Betty Rosen has written (in Changing English) about a lesson of Harold’s she saw while on teaching practice at Walworth. Unlike many heads of department, Harold chose to teach the lowest streams. The door was flung open and this smiling, eager figure came in, looking as if he couldn’t wait to be with his wild 4th years again. In no time he had them telling stories about their neighbours, and then writing about them. What stayed with Betty was the visible conviction Harold conveyed of the worth of what those students had to say. Harold, of course, thought the world of kids and was constantly being amused, amazed and delighted by them, and it no doubt helped that, as he told us, ‘I was a naughty boy at school…. So I couldn’t be sanctimoniously disciplinarian with kids.’

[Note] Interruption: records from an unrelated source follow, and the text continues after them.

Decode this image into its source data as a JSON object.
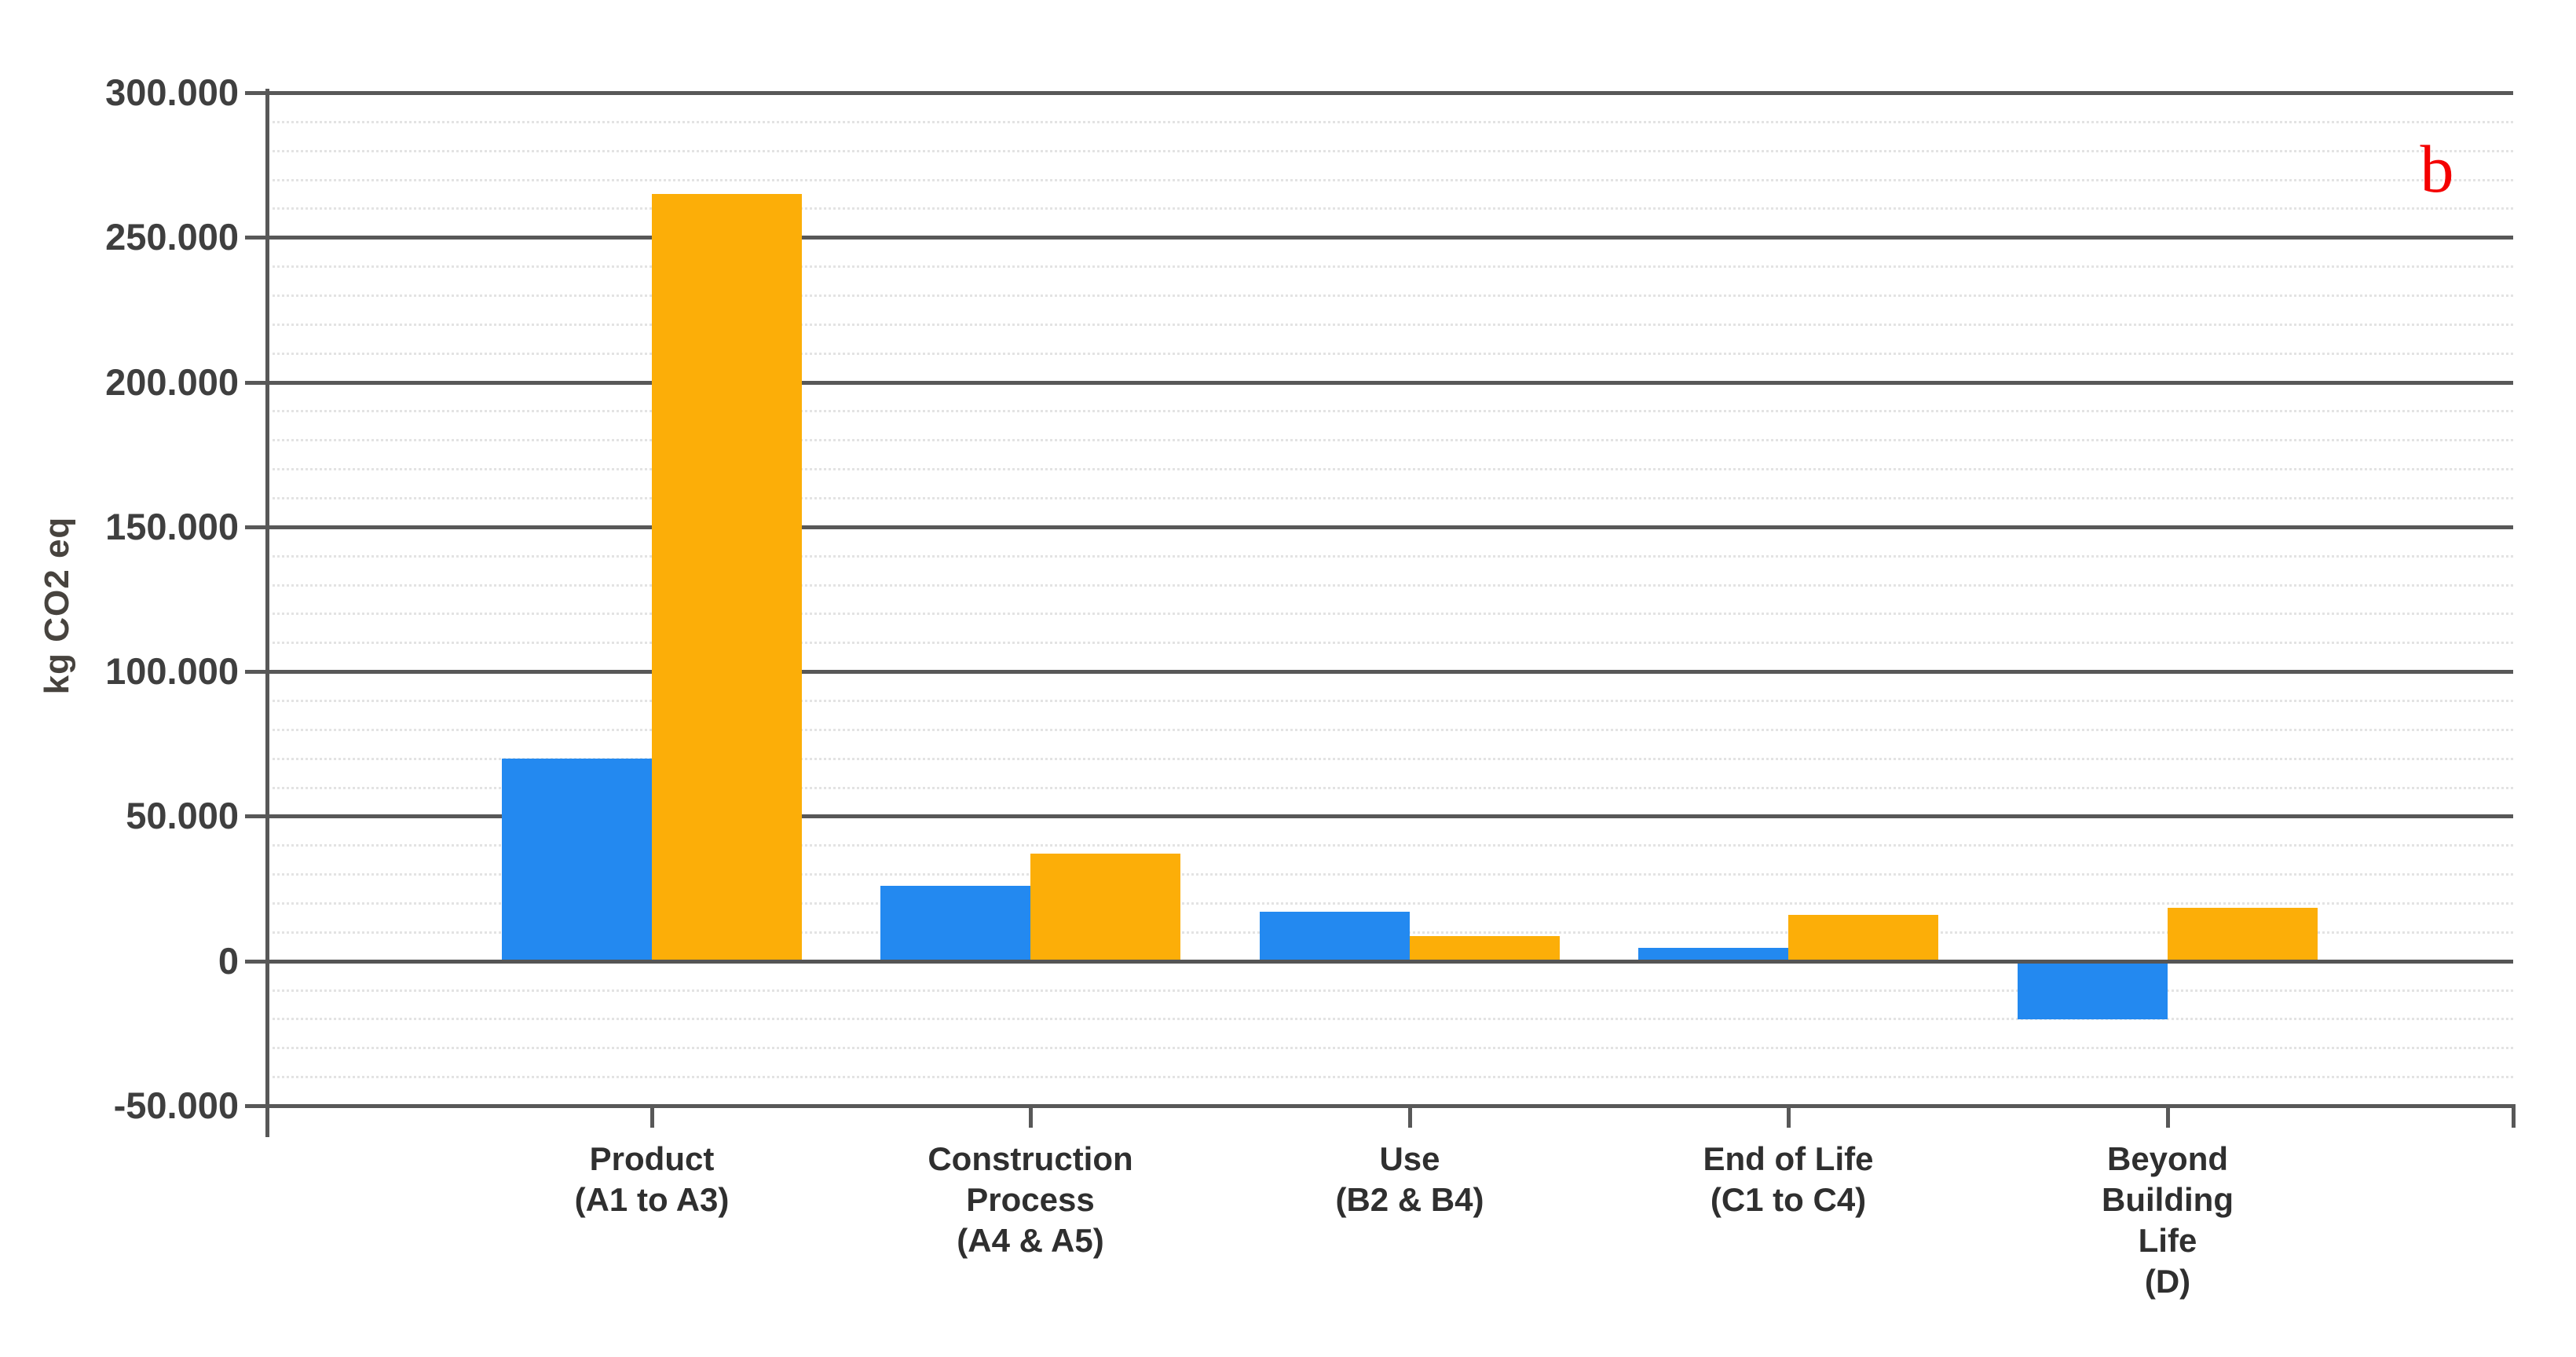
{
  "page": {
    "background": "#ffffff"
  },
  "y_axis": {
    "title": "kg CO2 eq"
  },
  "annotation": {
    "label": "b",
    "color": "#f40000"
  },
  "chart_data": {
    "type": "bar",
    "title": "",
    "xlabel": "",
    "ylabel": "kg CO2 eq",
    "categories": [
      "Product\n(A1 to A3)",
      "Construction\nProcess\n(A4 & A5)",
      "Use\n(B2 & B4)",
      "End of Life\n(C1 to C4)",
      "Beyond\nBuilding\nLife\n(D)"
    ],
    "series": [
      {
        "name": "blue",
        "color": "#2389f0",
        "values": [
          70000,
          26000,
          17000,
          4500,
          -19500
        ]
      },
      {
        "name": "orange",
        "color": "#fcae08",
        "values": [
          265000,
          37000,
          8500,
          16000,
          18500
        ]
      }
    ],
    "ylim": [
      -50000,
      300000
    ],
    "ytick_step": 50000,
    "yminor_step": 10000,
    "ytick_labels": [
      "300.000",
      "250.000",
      "200.000",
      "150.000",
      "100.000",
      "50.000",
      "0",
      "-50.000"
    ],
    "grid": "horizontal majors (dark) + minors (dotted light)",
    "legend": "none",
    "annotation_top_right": "b"
  }
}
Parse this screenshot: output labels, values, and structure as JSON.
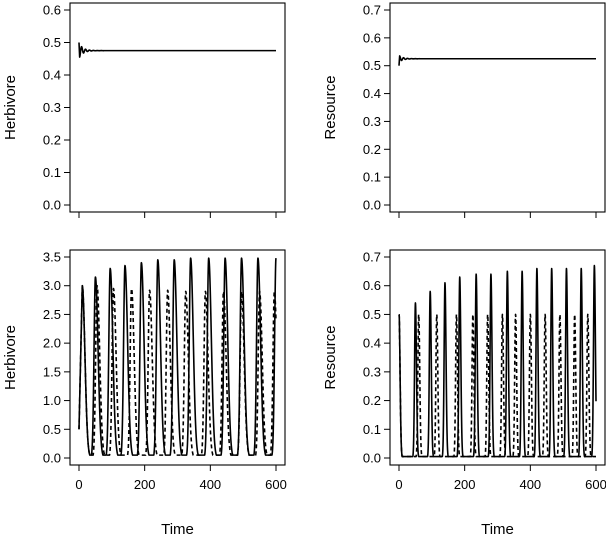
{
  "chart_data": [
    {
      "type": "line",
      "xlabel": "",
      "ylabel": "Herbivore",
      "xlim": [
        0,
        600
      ],
      "ylim": [
        0,
        0.6
      ],
      "xticks": [
        0,
        200,
        400,
        600
      ],
      "show_xtick_labels": false,
      "yticks": [
        0.0,
        0.1,
        0.2,
        0.3,
        0.4,
        0.5,
        0.6
      ],
      "ytick_labels": [
        "0.0",
        "0.1",
        "0.2",
        "0.3",
        "0.4",
        "0.5",
        "0.6"
      ],
      "dynamics": {
        "kind": "damped",
        "start": 0.5,
        "equilibrium": 0.475,
        "first_swing": 0.455,
        "damping_time": 12,
        "period": 12
      },
      "series": [
        {
          "style": "solid"
        }
      ]
    },
    {
      "type": "line",
      "xlabel": "",
      "ylabel": "Resource",
      "xlim": [
        0,
        600
      ],
      "ylim": [
        0,
        0.7
      ],
      "xticks": [
        0,
        200,
        400,
        600
      ],
      "show_xtick_labels": false,
      "yticks": [
        0.0,
        0.1,
        0.2,
        0.3,
        0.4,
        0.5,
        0.6,
        0.7
      ],
      "ytick_labels": [
        "0.0",
        "0.1",
        "0.2",
        "0.3",
        "0.4",
        "0.5",
        "0.6",
        "0.7"
      ],
      "dynamics": {
        "kind": "damped",
        "start": 0.5,
        "equilibrium": 0.525,
        "first_swing": 0.535,
        "damping_time": 12,
        "period": 12
      },
      "series": [
        {
          "style": "solid"
        }
      ]
    },
    {
      "type": "line",
      "xlabel": "Time",
      "ylabel": "Herbivore",
      "xlim": [
        0,
        600
      ],
      "ylim": [
        0,
        3.5
      ],
      "xticks": [
        0,
        200,
        400,
        600
      ],
      "xtick_labels": [
        "0",
        "200",
        "400",
        "600"
      ],
      "show_xtick_labels": true,
      "yticks": [
        0.0,
        0.5,
        1.0,
        1.5,
        2.0,
        2.5,
        3.0,
        3.5
      ],
      "ytick_labels": [
        "0.0",
        "0.5",
        "1.0",
        "1.5",
        "2.0",
        "2.5",
        "3.0",
        "3.5"
      ],
      "series": [
        {
          "style": "solid",
          "start": 0.5,
          "peak_times": [
            10,
            50,
            95,
            140,
            190,
            240,
            290,
            340,
            395,
            445,
            495,
            545,
            600
          ],
          "peak_values": [
            3.0,
            3.15,
            3.3,
            3.35,
            3.4,
            3.45,
            3.45,
            3.48,
            3.48,
            3.48,
            3.48,
            3.48,
            3.48
          ],
          "trough": 0.05,
          "end": 1.7
        },
        {
          "style": "dashed",
          "start": 0.5,
          "peak_times": [
            10,
            55,
            105,
            160,
            215,
            270,
            325,
            385,
            440,
            495,
            550,
            595
          ],
          "peak_values": [
            3.0,
            3.0,
            2.95,
            2.95,
            2.92,
            2.92,
            2.9,
            2.9,
            2.9,
            2.9,
            2.9,
            2.9
          ],
          "trough": 0.05,
          "end": 1.1
        }
      ]
    },
    {
      "type": "line",
      "xlabel": "Time",
      "ylabel": "Resource",
      "xlim": [
        0,
        600
      ],
      "ylim": [
        0,
        0.7
      ],
      "xticks": [
        0,
        200,
        400,
        600
      ],
      "xtick_labels": [
        "0",
        "200",
        "400",
        "600"
      ],
      "show_xtick_labels": true,
      "yticks": [
        0.0,
        0.1,
        0.2,
        0.3,
        0.4,
        0.5,
        0.6,
        0.7
      ],
      "ytick_labels": [
        "0.0",
        "0.1",
        "0.2",
        "0.3",
        "0.4",
        "0.5",
        "0.6",
        "0.7"
      ],
      "series": [
        {
          "style": "solid",
          "start": 0.5,
          "peak_times": [
            0,
            50,
            95,
            140,
            185,
            235,
            280,
            330,
            375,
            420,
            465,
            510,
            555,
            595
          ],
          "peak_values": [
            0.5,
            0.54,
            0.58,
            0.61,
            0.63,
            0.64,
            0.64,
            0.65,
            0.65,
            0.66,
            0.66,
            0.66,
            0.66,
            0.67
          ],
          "trough": 0.005,
          "end": 0.1
        },
        {
          "style": "dashed",
          "start": 0.5,
          "peak_times": [
            0,
            60,
            115,
            175,
            225,
            270,
            315,
            355,
            400,
            445,
            490,
            535,
            575
          ],
          "peak_values": [
            0.5,
            0.5,
            0.5,
            0.5,
            0.5,
            0.5,
            0.5,
            0.5,
            0.5,
            0.5,
            0.5,
            0.5,
            0.5
          ],
          "trough": 0.005,
          "end": 0.1
        }
      ]
    }
  ]
}
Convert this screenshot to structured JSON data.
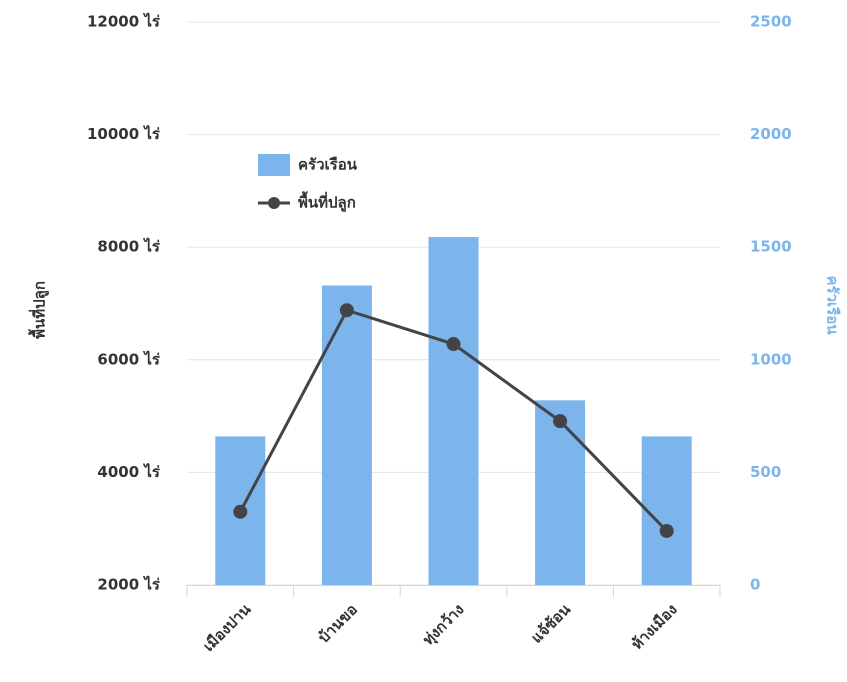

Well, he couldn’t be sanctimoniously anything.
I've known other teachers with generous personalities who were magic with kids. The difference with Harold is that he knew what he was doing on an intellectual level too – which was partly what made him such a superb teacher educator. His thinking was as exciting as his practice. His ideas and his knowledge, manifested in a thousand remarks and comments in our tutorials, seemed to come from some deep well of wisdom that I
always wanted to get at. But of course, articulate though he was, he never laid it all out. What Harold knew he knew in his bones. It wasn’t a system but a rich culture of connections, best expressed, as Tony Burgess indicates (in Changing English), in the detail of his memorable formulations, which of course came also from his other great ability, as a superb talker and artful, vigorous writer.
For me, coming from my lower middle class grammar school background in Bradford, Harold was a quite new and unfamiliar sort of person, deep, fascinating, clever, warm and funny, nothing short of an inspiration. He was more interesting and more intellectually exacting than anyone in four years at Oxford, and the first really intelligent person of the Left that I'd encountered. For me and many others he made all the difference.
But I think my final word, when I think of this warm, clever, amusing, sometimes difficult, often pontificating, always story-telling man, would be quite simply: What fun he was!